Он вытер скупые слезы и отвернулся к стене.
– Я понял, – тихо сказал я, хоть это и не было правдой. Я лишь старался понять, но все еще не понимал.
Вдруг Толя резко повернулся и с напором произнес:
– А я вот нет! Ты можешь теперь поподробнее о том, как Женя убежала в туман… в тот лес? – нахмурившись, попросил мой друг.
– Зачем? Это было все лишь сном. Сном разума.

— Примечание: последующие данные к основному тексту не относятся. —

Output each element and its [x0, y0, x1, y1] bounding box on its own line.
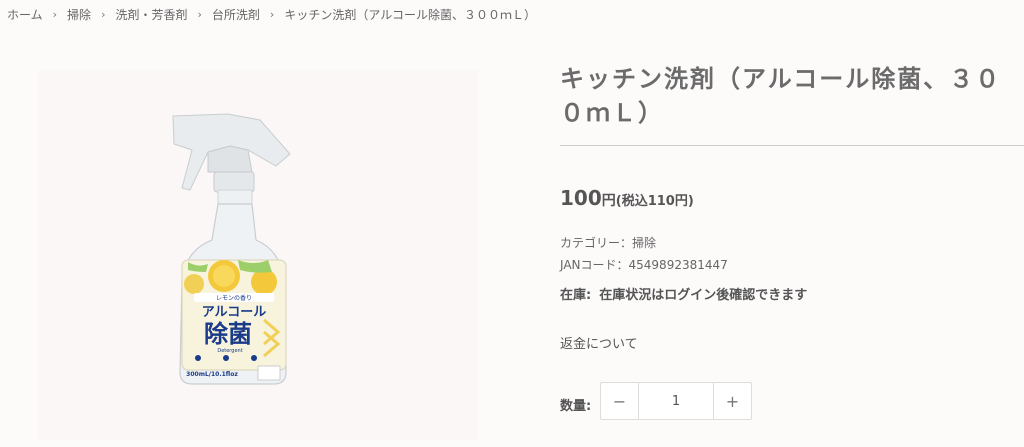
breadcrumb-kitchen-detergent[interactable]: 台所洗剤: [212, 6, 260, 23]
quantity-decrease-button[interactable]: −: [601, 383, 639, 419]
product-jan-code: JANコード：4549892381447: [560, 258, 728, 272]
svg-text:アルコール: アルコール: [202, 305, 267, 320]
breadcrumb-home[interactable]: ホーム: [7, 6, 43, 23]
quantity-stepper: − +: [600, 382, 752, 420]
price-amount: 100: [560, 186, 602, 210]
breadcrumb-separator: ›: [269, 8, 275, 21]
breadcrumb-detergent[interactable]: 洗剤・芳香剤: [115, 6, 187, 23]
product-price: 100円(税込110円): [560, 186, 694, 210]
stock-status: 在庫: 在庫状況はログイン後確認できます: [560, 284, 807, 303]
breadcrumb-cleaning[interactable]: 掃除: [67, 6, 91, 23]
svg-text:Detergent: Detergent: [217, 348, 242, 354]
breadcrumb-current: キッチン洗剤（アルコール除菌、３００ｍＬ）: [284, 8, 536, 22]
stock-label: 在庫:: [560, 288, 592, 303]
title-divider: [560, 145, 1024, 146]
quantity-input[interactable]: [639, 383, 713, 419]
quantity-label: 数量:: [560, 399, 592, 414]
quantity-increase-button[interactable]: +: [713, 383, 751, 419]
stock-text: 在庫状況はログイン後確認できます: [599, 288, 808, 303]
breadcrumb-separator: ›: [52, 8, 58, 21]
refund-link[interactable]: 返金について: [560, 333, 638, 352]
breadcrumb-separator: ›: [101, 8, 106, 21]
price-unit: 円: [601, 193, 616, 209]
product-image[interactable]: レモンの香り アルコール 除菌 Detergent 300mL/10.1floz: [38, 70, 478, 440]
spray-bottle-image: レモンの香り アルコール 除菌 Detergent 300mL/10.1floz: [168, 110, 308, 390]
svg-text:レモンの香り: レモンの香り: [216, 294, 252, 302]
product-title: キッチン洗剤（アルコール除菌、３００ｍＬ）: [560, 65, 1002, 127]
product-category: カテゴリー：掃除: [560, 236, 657, 250]
svg-text:除菌: 除菌: [204, 320, 252, 348]
price-tax: (税込110円): [615, 194, 694, 209]
breadcrumb: ホーム › 掃除 › 洗剤・芳香剤 › 台所洗剤 › キッチン洗剤（アルコール除…: [7, 6, 536, 23]
breadcrumb-separator: ›: [197, 8, 202, 21]
svg-text:300mL/10.1floz: 300mL/10.1floz: [186, 371, 238, 378]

– Тогда у нас, возможно, один сон на двоих! Уже месяц мне снится, как я иду по той дороге. Кругом все заволокло туманом, хотя ты, как водитель, должен помнить, что тумана на дороге не было! – я только утвердительно покивал, понимая, что лучше со всем соглашаться. – В тумане я вижу свет и иду на него. Вскоре подхожу к разбитому авто – это твой автомобиль, но я этого словно не понимаю. Я спешу помочь людям в салоне, но машина пуста. Кругом никого. Мне вдруг становится страшно, и я начинаю озираться на жуткий лес в густом тумане. Мне кажется, что кто-то наблюдает за мной. Я хочу скрыться, убежать. Но когда я снова поворачиваюсь к машине, то вижу там нас. Мы все лежим в крови и стеклах, мы все мертвы. Я заглядываю за водительское кресло и вижу там себя. Изрезанные руки закрыли лицо, на стекле кровь, а рядом мертвая Галя. Она держит в руках все еще включенный телефон. Затем мои руки, то есть того парня, что в машине, опускаются. Теперь он смотрит на меня в упор стеклянными пустыми глазами. Его взгляд не живой, он как оживший манекен или кукла. Он тянет ко мне свою кровавую руку и говорит: «Помоги мне!» Мне становится не на шутку страшно, но я почему-то тяну ему свою. Я знаю, что должен помочь, как бы ни было страшно. Когда наши руки касаются, я всегда просыпаюсь.
Он тяжело вздохнул, словно снова был там. Но вскоре моментально ожил и добавил:
– Ты только очнулся, а я тут с такими кошмарами. Прости, бро!
Толя тепло похлопал меня рукой, испещренной сеткой мелких шрамов.
– Что видел ты? Надеюсь твой сон не такой жуткий.
Я с трудом выдавил из себя улыбку.
– Мне тяжело сейчас вспоминать все это. Расскажу, когда меня выпишут. Добро?
– Не вопрос, чувак. Только не забудь.
– Я бы рад забыть, бро, но не думаю, что смогу.